Now all of this was done just fine, the supporting cast were good but bordered on average, the direction (by series star Donovan) was acceptable and the script as peppered with enough zingers that every few minutes you got to have a bit of a chuckle or even a cheer but I have to say, on first viewing, while being very happy that Campbell was in absolutely every scene and while I loved the obvious nods to his previous work, the whole thing was a little underwhelming and wasn't the Campbell does Rambo movie I was hoping for.
The film started off strongly with a lovely bit of comedy from Bruce and indeed, at this point, he can do this sort of stuff with his eyes closed. He has subtly rejuvenated the character 5 years not just by shedding some pounds and dying his hair but by playing him just a little less casually and relaxed than he is in the show but with the same sense of charm and loyalty we all know and love.
As always I can do nothing but sing his praises.
I just always feel after things like this and other TV Movies he has made (Tornado, Screaming Brain, Alien Apocalypse and Terminal Invasion) that more could have been done with him. There didn't seem to be enough Bruce based action or enough witty one liners.
In the TV show format and as simply one member out of a gang, I have grown to accept Campbell in the role of Sam Axe and understand he is not the one who will be doing the bulk of the heavy lifting in the action dept. and a friend of mine, who watched the film with me the second time, pointed out that what the prequel does is establish the character he is in the show, giving us reasons why a washed up old Navy Seal would even bother helping Michael out on his charity missions week in week out. My friend rationalised it saying that if Sam started to pull Michael style action moves it would've been out of character because what he is good at is talking or faking his way out of a tough situation and so that is what we get.
Watching the film or thinking about it with this in mind certainly does relax that nagging feeling, make it a much better watch and make a lot more sense but I am still not sure then why, as a writer, you would choose this setting and this plot. Why put so many action sequences in it then? Why make every other character around Sam Axe fairly inept at action?

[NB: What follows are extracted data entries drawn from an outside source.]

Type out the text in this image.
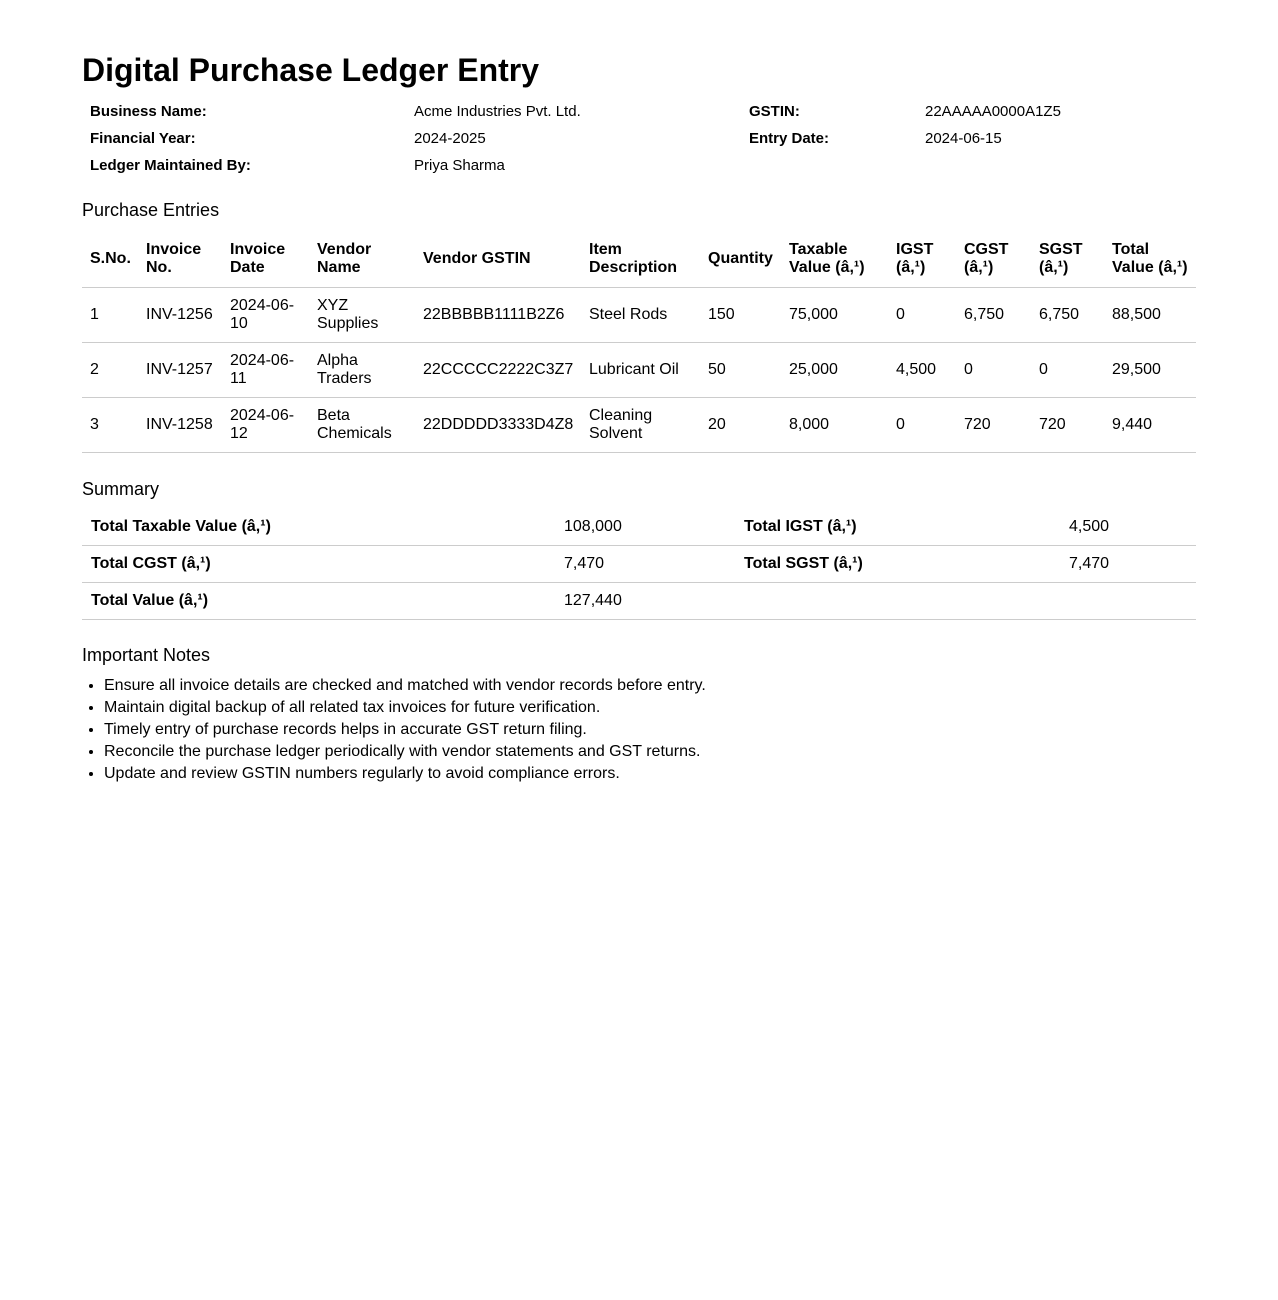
Digital Purchase Ledger Entry
Business Name:	Acme Industries Pvt. Ltd.	GSTIN:	22AAAAA0000A1Z5
Financial Year:	2024-2025	Entry Date:	2024-06-15
Ledger Maintained By:	Priya Sharma		
Purchase Entries
S.No.	Invoice No.	Invoice Date	Vendor Name	Vendor GSTIN	Item Description	Quantity	Taxable Value (â,¹)	IGST (â,¹)	CGST (â,¹)	SGST (â,¹)	Total Value (â,¹)
1	INV-1256	2024-06-10	XYZ Supplies	22BBBBB1111B2Z6	Steel Rods	150	75,000	0	6,750	6,750	88,500
2	INV-1257	2024-06-11	Alpha Traders	22CCCCC2222C3Z7	Lubricant Oil	50	25,000	4,500	0	0	29,500
3	INV-1258	2024-06-12	Beta Chemicals	22DDDDD3333D4Z8	Cleaning Solvent	20	8,000	0	720	720	9,440
Summary
Total Taxable Value (â,¹)	108,000	Total IGST (â,¹)	4,500
Total CGST (â,¹)	7,470	Total SGST (â,¹)	7,470
Total Value (â,¹)	127,440		
Important Notes
• Ensure all invoice details are checked and matched with vendor records before entry.
• Maintain digital backup of all related tax invoices for future verification.
• Timely entry of purchase records helps in accurate GST return filing.
• Reconcile the purchase ledger periodically with vendor statements and GST returns.
• Update and review GSTIN numbers regularly to avoid compliance errors.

I would assume that if doing a film of this kind where he is forced to be a heroic leader, as the character is a trained Navy Seal who is actually forced to finish his career early and so isn't actually near retirement or anything, why not mix up the 'talking or improvising his way out of jams' schtick a little with just a bit, a bit of crowd pleasing fisticuffs.
I didn't expect him to be nimbly pouncing out of the bushes dispatching villains expertly with a hunting knife or mixed martial-arting them to death Bourne style but a little bit of braun wouldn't have gone a miss, is all I'm saying.
I guess I am always measuring these different projects against the likes of The Evil Dead trilogy or Bubba Ho-Tep which I know is wrong because they are different beasts with different budgets and so let's put this alongside his other forays into the genre of made-for-TV movie. Well it was better than Tornado, pretty much on a par with Screaming Brain and Alien Apocalypse and I actually thought Terminal Invasion was better.
Overall though I am, of course, incredibly happy that they made it at all, it had enough engaging, good and funny moments to completely justify its existence, the obvious hard work that had gone into it and anything to bridge the long and annoying gap between seasons is welcome.
7 out of 10 ice cold beers and a sweet mojito.